Kürt sorunu dediğimiz, Türkiye Cumhuriyeti devletinin kendi vatandaşları arasında eşit hak ve özgürlükleri ifade etmeyen ikiden fazla grubun olmasıdır. Türk-Müslüman-Sünni olan bir kesim var bunun dışında bir de Kürtler, azınlıklar Aleviler gibi temel hak ve özgürlükleri sınırlandırılmış olan büyük kitleler var. Normal olarak demokratik bir yapıda olan olmaması gereken eşitsizliğin ortadan kaldırılıp eşit vatandaş statüsüne herkesin kavuşturulmasıdır. Bunun içinde anadilde eğitim de vardır inanç özgürlüğü de vardır. Kendini yönetme ve yönetime katılma hakkı da vardır. 2000’li yılların başında olay daha korkunç vaziyetteydi. Bunlar oldukça hafifledi. Birçok yasak son 10 yılda kalktı. Ama benim kabul etmediğim bir konu var. Temel hak ve özgürlükler bir pazarlık konusu değildir. Eğer devlet demokratik bir yapıda ise kendi vatandaşının özgürlükleri önündeki engelleri derhal kaldırıp sonuçlandırmak zorundadır. Özgürlükler hiçbir şekilde bir grupla müzakere konusu yapılamaz hatta referandum konusu bile yapılamaz. Bu engeller işte anadilde eğitim, yönetime katılma hakkı, düşünce özgürlüğü önündeki özellikle TMK ile ilgili sorunların derhal kaldırılması gerekiyor.

Temel hak ve özgürlükler pazarlık konusu olamaz diyorsunuz. Bu başlamış olan müzakere sürecine karşı olduğunuz anlamına mı geliyor?

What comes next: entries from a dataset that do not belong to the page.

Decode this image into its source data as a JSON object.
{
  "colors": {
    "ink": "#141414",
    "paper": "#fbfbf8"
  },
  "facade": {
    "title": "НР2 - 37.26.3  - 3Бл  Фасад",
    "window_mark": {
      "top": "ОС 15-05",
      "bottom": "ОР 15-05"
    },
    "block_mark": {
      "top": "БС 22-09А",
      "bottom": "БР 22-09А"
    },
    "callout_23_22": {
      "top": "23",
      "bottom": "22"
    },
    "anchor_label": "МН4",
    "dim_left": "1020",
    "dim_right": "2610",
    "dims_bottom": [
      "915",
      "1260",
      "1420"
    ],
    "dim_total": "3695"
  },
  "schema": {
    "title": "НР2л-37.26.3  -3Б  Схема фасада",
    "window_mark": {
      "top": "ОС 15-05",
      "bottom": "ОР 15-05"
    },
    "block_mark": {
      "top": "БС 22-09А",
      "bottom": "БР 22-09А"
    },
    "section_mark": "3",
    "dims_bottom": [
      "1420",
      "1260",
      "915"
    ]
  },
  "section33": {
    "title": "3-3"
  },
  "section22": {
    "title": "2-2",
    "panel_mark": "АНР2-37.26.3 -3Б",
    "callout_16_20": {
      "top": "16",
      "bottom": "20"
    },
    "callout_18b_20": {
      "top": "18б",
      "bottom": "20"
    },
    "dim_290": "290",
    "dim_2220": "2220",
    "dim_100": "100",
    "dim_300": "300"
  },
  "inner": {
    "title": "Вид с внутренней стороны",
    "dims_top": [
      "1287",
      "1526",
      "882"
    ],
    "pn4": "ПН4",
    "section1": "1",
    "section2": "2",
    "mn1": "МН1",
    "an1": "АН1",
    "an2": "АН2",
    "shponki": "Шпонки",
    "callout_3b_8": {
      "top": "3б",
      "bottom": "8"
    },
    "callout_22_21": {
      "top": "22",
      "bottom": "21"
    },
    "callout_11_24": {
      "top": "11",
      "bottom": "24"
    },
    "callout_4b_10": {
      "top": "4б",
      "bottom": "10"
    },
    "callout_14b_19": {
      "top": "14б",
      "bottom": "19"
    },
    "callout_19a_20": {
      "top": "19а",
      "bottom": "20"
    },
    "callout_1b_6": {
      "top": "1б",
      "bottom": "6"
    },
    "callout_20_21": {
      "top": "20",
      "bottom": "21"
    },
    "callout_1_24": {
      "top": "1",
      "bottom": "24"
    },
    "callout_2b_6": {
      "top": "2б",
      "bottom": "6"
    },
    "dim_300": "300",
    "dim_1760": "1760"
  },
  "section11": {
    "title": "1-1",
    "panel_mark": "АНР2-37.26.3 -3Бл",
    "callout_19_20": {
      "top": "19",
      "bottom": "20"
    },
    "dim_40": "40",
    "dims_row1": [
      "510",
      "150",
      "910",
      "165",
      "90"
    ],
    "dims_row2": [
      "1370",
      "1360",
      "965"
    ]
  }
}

Hayır, müzakere süreci ayrıdır. Türkiye’de iki temel sorun var. Anlaşılmayan konu budur. PKK ortaya çıktığı zaman, Kürt halkının özgürlükleri önündeki engellemelere karşı bir başkaldırı hareketiydi. Ama 30 yılı geçen bir süreç içinde bu ayrışmaya başladı. PKK’nin çok güçlü bir silahlı gücü ve bunun ötesinde taleplerine baktığımızda doğrudan Kürt halkının temel hak ve özgürlüklerinin dışında da bir parti olarak talepleri var. Mesela Abdullah Öcalan’ın şartlarının iyileştirilmesi veya serbest bırakılması... Bu PKK’nin talebidir. Mesela silahsızlanmadır bu artık PKK’nin sorunudur bu Kürt sorunu değildir. Mesela dağdaki gerillanın silahını bırakıp toplumla özdeşleşmesi talebidir. Bunlardan birisi pazarlık konusu yapılamaz çünkü temel haktır. Öbürü müzakere sonucunda, sonuçlanabilir. Ama çıkıp ‘efendim siz silahları bırakırsanız, silahlı güçlerinizi çekerseniz biz anadilde eğitimi kabul ederiz’ şeklindeki bir müzakereyi ben kabul etmiyorum. Bunu PKK’nin de kabul etmemesi ‘bunu müzakere etmiyorum’ demesi lazım. Burada yaşayan her vatandaş için devletin yapacağı tek şey var, hiç münakaşasını yapmadan bu engellerin tümünü temizlemektir. Bunlar Referanduma da sunulamaz. Düşünce özgürlüğü olsun mu olmasın mı? Bu referanduma sunulabilir mi? İnancını yaşasın mı yaşamasın mı? Aleviler cemevlerinde ibadetlerini yapsın mı yapmasınlar mı? PKK’yle 30 yıllı aşkın bir çatışma var, sebepleri tartışılabilir ama o ayrı bir sorundur mutlaka onlarla oturup müzakare edilmesi lazım ve bunun da mutlaka barışla sonuçlanması gerekiyor. Orada yapacağınız müzakereler nedir, terör örgütü değil, bir partinin lideri olarak müzakere etmek zorundasınız. Bu müzakerelerde de silahların nasıl bırakılacağı, ateşkes sürecinin nasıl uzatılacağı tabii ki daha önce savaşmış olduğunuz kişi ile müzakere edeceksiniz. AKP’deyken de bunu söylüyordum.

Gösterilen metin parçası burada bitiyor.